Electrochemical Properties and Crystal Structure of Li+ / H+ Cation-exchanged LiNiO2

TL;DR

This study investigates how moisture-induced cation exchange in LiNiO2 affects its crystal structure and electrochemical performance, revealing that H+ substitution narrows Li diffusion pathways and deteriorates rate capability.

Contribution

It provides a detailed analysis of structural changes due to Li+/H+ exchange and their impact on electrochemical properties using experimental and DFT methods.

Findings

H+ cation exchange confirmed by thermogravimetric analysis and titration.

Increased H concentration worsens low-temperature rate capability.

Cation exchange reduces lattice parameters and narrows Li-O layers, hindering Li+ diffusion.

Abstract

LiNiO2 has high energy density but easily reacts with moisture in the atmosphere and deteriorates.

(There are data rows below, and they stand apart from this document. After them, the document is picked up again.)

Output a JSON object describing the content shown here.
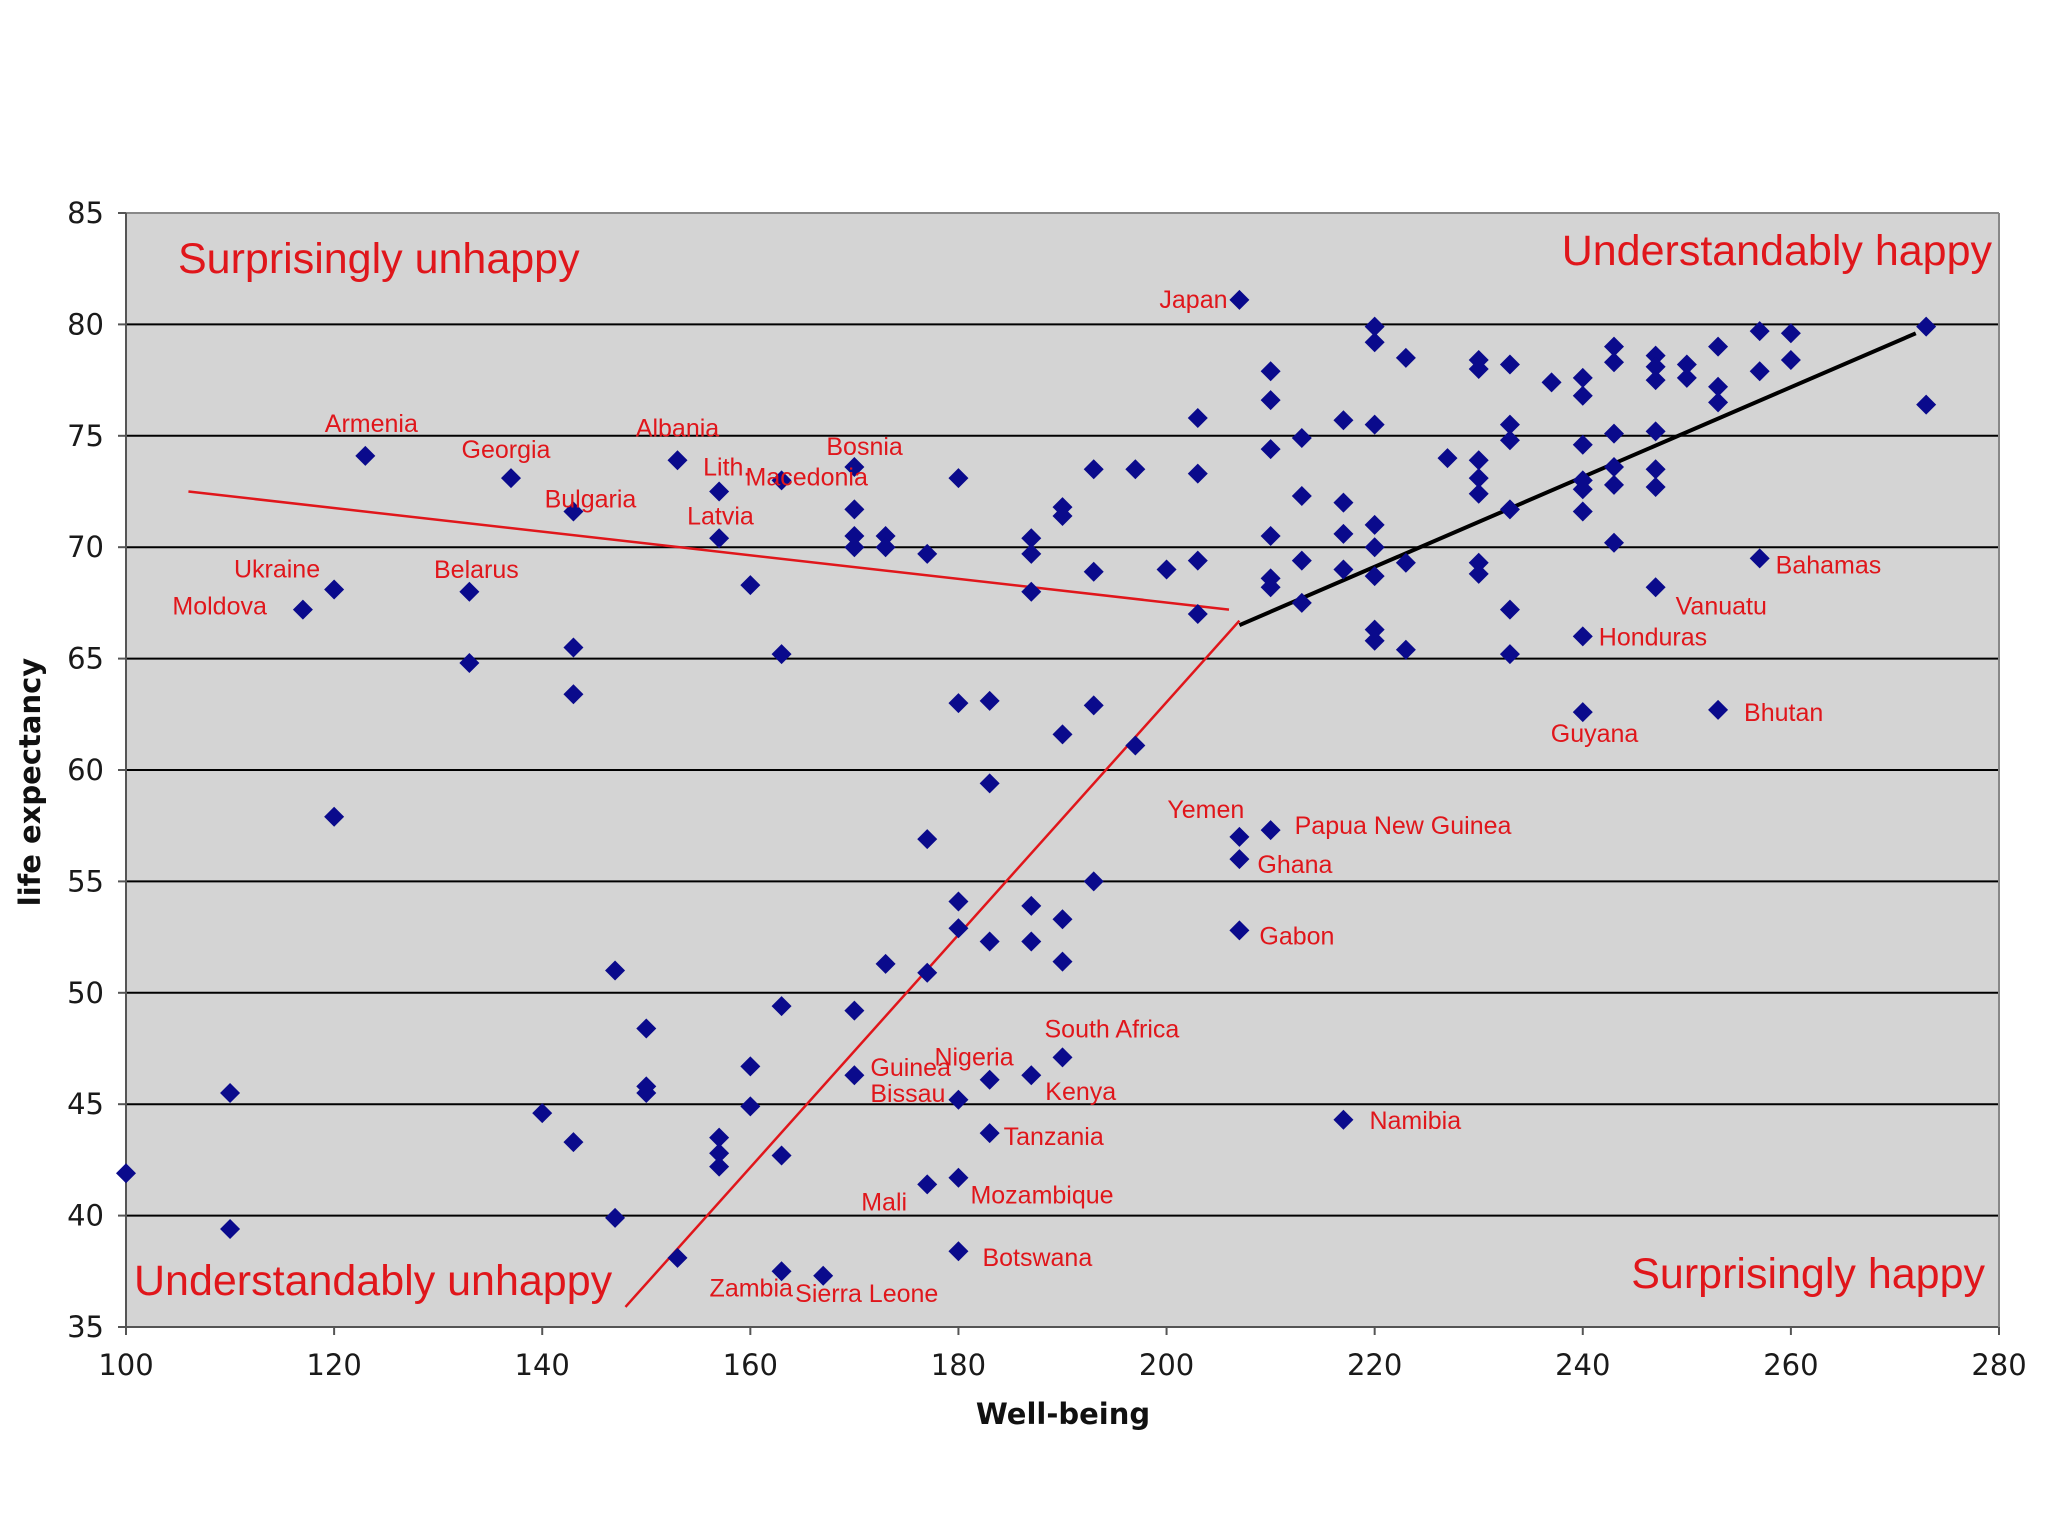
{
  "colors": {
    "plot_bg": "#d4d4d4",
    "grid": "#000000",
    "marker": "#0a0a8c",
    "annotation": "#e0161b",
    "trend_black": "#000000",
    "trend_red": "#e0161b"
  },
  "chart_data": {
    "type": "scatter",
    "title": "",
    "xlabel": "Well-being",
    "ylabel": "life expectancy",
    "xlim": [
      100,
      280
    ],
    "ylim": [
      35,
      85
    ],
    "x_ticks": [
      100,
      120,
      140,
      160,
      180,
      200,
      220,
      240,
      260,
      280
    ],
    "y_ticks": [
      35,
      40,
      45,
      50,
      55,
      60,
      65,
      70,
      75,
      80,
      85
    ],
    "gridlines": "horizontal",
    "legend": "none",
    "corner_labels": {
      "top_left": "Surprisingly unhappy",
      "top_right": "Understandably happy",
      "bottom_left": "Understandably unhappy",
      "bottom_right": "Surprisingly happy"
    },
    "trend_lines": [
      {
        "name": "red-upper",
        "color": "red",
        "from": [
          106,
          72.5
        ],
        "to": [
          206,
          67.2
        ]
      },
      {
        "name": "red-lower",
        "color": "red",
        "from": [
          148,
          35.9
        ],
        "to": [
          207,
          66.7
        ]
      },
      {
        "name": "black",
        "color": "black",
        "from": [
          207,
          66.5
        ],
        "to": [
          272,
          79.6
        ]
      }
    ],
    "points": [
      {
        "x": 100,
        "y": 41.9
      },
      {
        "x": 110,
        "y": 45.5
      },
      {
        "x": 110,
        "y": 39.4
      },
      {
        "x": 117,
        "y": 67.2,
        "label": "Moldova"
      },
      {
        "x": 120,
        "y": 68.1,
        "label": "Ukraine"
      },
      {
        "x": 120,
        "y": 57.9
      },
      {
        "x": 123,
        "y": 74.1,
        "label": "Armenia"
      },
      {
        "x": 133,
        "y": 68.0,
        "label": "Belarus"
      },
      {
        "x": 133,
        "y": 64.8
      },
      {
        "x": 137,
        "y": 73.1,
        "label": "Georgia"
      },
      {
        "x": 143,
        "y": 71.6,
        "label": "Bulgaria"
      },
      {
        "x": 143,
        "y": 65.5
      },
      {
        "x": 143,
        "y": 63.4
      },
      {
        "x": 140,
        "y": 44.6
      },
      {
        "x": 143,
        "y": 43.3
      },
      {
        "x": 147,
        "y": 51.0
      },
      {
        "x": 147,
        "y": 39.9
      },
      {
        "x": 150,
        "y": 48.4
      },
      {
        "x": 150,
        "y": 45.8
      },
      {
        "x": 150,
        "y": 45.5
      },
      {
        "x": 153,
        "y": 73.9,
        "label": "Albania"
      },
      {
        "x": 157,
        "y": 72.5,
        "label": "Lith."
      },
      {
        "x": 157,
        "y": 70.4,
        "label": "Latvia"
      },
      {
        "x": 153,
        "y": 38.1
      },
      {
        "x": 157,
        "y": 43.5
      },
      {
        "x": 157,
        "y": 42.8
      },
      {
        "x": 157,
        "y": 42.2
      },
      {
        "x": 160,
        "y": 68.3
      },
      {
        "x": 160,
        "y": 46.7
      },
      {
        "x": 160,
        "y": 44.9
      },
      {
        "x": 163,
        "y": 73.0,
        "label": "Macedonia"
      },
      {
        "x": 163,
        "y": 65.2
      },
      {
        "x": 163,
        "y": 49.4
      },
      {
        "x": 163,
        "y": 42.7
      },
      {
        "x": 163,
        "y": 37.5,
        "label": "Zambia"
      },
      {
        "x": 167,
        "y": 37.3,
        "label": "Sierra Leone"
      },
      {
        "x": 170,
        "y": 73.6,
        "label": "Bosnia"
      },
      {
        "x": 170,
        "y": 71.7
      },
      {
        "x": 170,
        "y": 70.5
      },
      {
        "x": 170,
        "y": 70.0
      },
      {
        "x": 173,
        "y": 70.5
      },
      {
        "x": 173,
        "y": 70.0
      },
      {
        "x": 170,
        "y": 49.2
      },
      {
        "x": 170,
        "y": 46.3,
        "label": "Guinea Bissau"
      },
      {
        "x": 173,
        "y": 51.3
      },
      {
        "x": 177,
        "y": 69.7
      },
      {
        "x": 177,
        "y": 56.9
      },
      {
        "x": 177,
        "y": 50.9
      },
      {
        "x": 177,
        "y": 41.4,
        "label": "Mali"
      },
      {
        "x": 180,
        "y": 73.1
      },
      {
        "x": 180,
        "y": 63.0
      },
      {
        "x": 180,
        "y": 54.1
      },
      {
        "x": 180,
        "y": 52.9
      },
      {
        "x": 180,
        "y": 45.2,
        "label": "Nigeria"
      },
      {
        "x": 180,
        "y": 41.7,
        "label": "Mozambique"
      },
      {
        "x": 180,
        "y": 38.4,
        "label": "Botswana"
      },
      {
        "x": 183,
        "y": 63.1
      },
      {
        "x": 183,
        "y": 59.4
      },
      {
        "x": 183,
        "y": 52.3
      },
      {
        "x": 183,
        "y": 46.1
      },
      {
        "x": 183,
        "y": 43.7,
        "label": "Tanzania"
      },
      {
        "x": 187,
        "y": 70.4
      },
      {
        "x": 187,
        "y": 69.7
      },
      {
        "x": 187,
        "y": 68.0
      },
      {
        "x": 187,
        "y": 53.9
      },
      {
        "x": 187,
        "y": 52.3
      },
      {
        "x": 187,
        "y": 46.3,
        "label": "Kenya"
      },
      {
        "x": 190,
        "y": 71.8
      },
      {
        "x": 190,
        "y": 71.4
      },
      {
        "x": 190,
        "y": 61.6
      },
      {
        "x": 190,
        "y": 53.3
      },
      {
        "x": 190,
        "y": 51.4
      },
      {
        "x": 190,
        "y": 47.1,
        "label": "South Africa"
      },
      {
        "x": 193,
        "y": 73.5
      },
      {
        "x": 193,
        "y": 68.9
      },
      {
        "x": 193,
        "y": 62.9
      },
      {
        "x": 193,
        "y": 55.0
      },
      {
        "x": 197,
        "y": 73.5
      },
      {
        "x": 197,
        "y": 61.1
      },
      {
        "x": 200,
        "y": 69.0
      },
      {
        "x": 203,
        "y": 75.8
      },
      {
        "x": 203,
        "y": 73.3
      },
      {
        "x": 203,
        "y": 69.4
      },
      {
        "x": 203,
        "y": 67.0
      },
      {
        "x": 207,
        "y": 81.1,
        "label": "Japan"
      },
      {
        "x": 207,
        "y": 57.0,
        "label": "Yemen"
      },
      {
        "x": 207,
        "y": 56.0,
        "label": "Ghana"
      },
      {
        "x": 207,
        "y": 52.8,
        "label": "Gabon"
      },
      {
        "x": 210,
        "y": 57.3,
        "label": "Papua New Guinea"
      },
      {
        "x": 210,
        "y": 77.9
      },
      {
        "x": 210,
        "y": 76.6
      },
      {
        "x": 210,
        "y": 74.4
      },
      {
        "x": 210,
        "y": 70.5
      },
      {
        "x": 210,
        "y": 68.6
      },
      {
        "x": 210,
        "y": 68.2
      },
      {
        "x": 213,
        "y": 74.9
      },
      {
        "x": 213,
        "y": 72.3
      },
      {
        "x": 213,
        "y": 69.4
      },
      {
        "x": 213,
        "y": 67.5
      },
      {
        "x": 217,
        "y": 75.7
      },
      {
        "x": 217,
        "y": 72.0
      },
      {
        "x": 217,
        "y": 70.6
      },
      {
        "x": 217,
        "y": 69.0
      },
      {
        "x": 217,
        "y": 44.3,
        "label": "Namibia"
      },
      {
        "x": 220,
        "y": 79.9
      },
      {
        "x": 220,
        "y": 79.2
      },
      {
        "x": 220,
        "y": 75.5
      },
      {
        "x": 220,
        "y": 71.0
      },
      {
        "x": 220,
        "y": 70.0
      },
      {
        "x": 220,
        "y": 68.7
      },
      {
        "x": 220,
        "y": 66.3
      },
      {
        "x": 220,
        "y": 65.8
      },
      {
        "x": 223,
        "y": 78.5
      },
      {
        "x": 223,
        "y": 69.3
      },
      {
        "x": 223,
        "y": 65.4
      },
      {
        "x": 227,
        "y": 74.0
      },
      {
        "x": 230,
        "y": 78.4
      },
      {
        "x": 230,
        "y": 78.0
      },
      {
        "x": 230,
        "y": 73.9
      },
      {
        "x": 230,
        "y": 73.1
      },
      {
        "x": 230,
        "y": 72.4
      },
      {
        "x": 230,
        "y": 69.3
      },
      {
        "x": 230,
        "y": 68.8
      },
      {
        "x": 233,
        "y": 78.2
      },
      {
        "x": 233,
        "y": 75.5
      },
      {
        "x": 233,
        "y": 74.8
      },
      {
        "x": 233,
        "y": 71.7
      },
      {
        "x": 233,
        "y": 67.2
      },
      {
        "x": 233,
        "y": 65.2
      },
      {
        "x": 237,
        "y": 77.4
      },
      {
        "x": 240,
        "y": 77.6
      },
      {
        "x": 240,
        "y": 76.8
      },
      {
        "x": 240,
        "y": 74.6
      },
      {
        "x": 240,
        "y": 73.0
      },
      {
        "x": 240,
        "y": 72.6
      },
      {
        "x": 240,
        "y": 71.6
      },
      {
        "x": 240,
        "y": 66.0,
        "label": "Honduras"
      },
      {
        "x": 240,
        "y": 62.6,
        "label": "Guyana"
      },
      {
        "x": 243,
        "y": 79.0
      },
      {
        "x": 243,
        "y": 78.3
      },
      {
        "x": 243,
        "y": 75.1
      },
      {
        "x": 243,
        "y": 73.6
      },
      {
        "x": 243,
        "y": 72.8
      },
      {
        "x": 243,
        "y": 70.2
      },
      {
        "x": 247,
        "y": 78.6
      },
      {
        "x": 247,
        "y": 78.1
      },
      {
        "x": 247,
        "y": 77.5
      },
      {
        "x": 247,
        "y": 75.2
      },
      {
        "x": 247,
        "y": 73.5
      },
      {
        "x": 247,
        "y": 72.7
      },
      {
        "x": 247,
        "y": 68.2,
        "label": "Vanuatu"
      },
      {
        "x": 250,
        "y": 78.2
      },
      {
        "x": 250,
        "y": 77.6
      },
      {
        "x": 253,
        "y": 79.0
      },
      {
        "x": 253,
        "y": 77.2
      },
      {
        "x": 253,
        "y": 76.5
      },
      {
        "x": 253,
        "y": 62.7,
        "label": "Bhutan"
      },
      {
        "x": 257,
        "y": 79.7
      },
      {
        "x": 257,
        "y": 77.9
      },
      {
        "x": 257,
        "y": 69.5,
        "label": "Bahamas"
      },
      {
        "x": 260,
        "y": 79.6
      },
      {
        "x": 260,
        "y": 78.4
      },
      {
        "x": 273,
        "y": 79.9
      },
      {
        "x": 273,
        "y": 76.4
      }
    ]
  }
}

We performed qualitative and quantitative evaluations of the degraded phase of LiNiO2 and the influence of the structural change on the electrochemical properties of the phase. Li1-xHxNiO2 phase with cation exchange between Li+ and H+ was confirmed by thermogravimetric analysis and Karl Fischer titration measurement. As the H concentration in LiNiO2 increased, the rate capability deteriorated, especially in the low-temperature range and under low state of charge. Experimental and density functional theory (DFT) calculation results suggested that this outcome was due to increased activation energy of Li+ diffusion owing to cation exchange. Rietveld analysis of X-ray diffraction and DFT calculation confirmed that the c lattice parameter and Li-O layer reduced because of the Li+/H+ cation exchange. These results indicate that LiNiO2 modified in the atmosphere has a narrowed Li-O layer, which is the Li diffusion path, and the rate characteristics are degraded.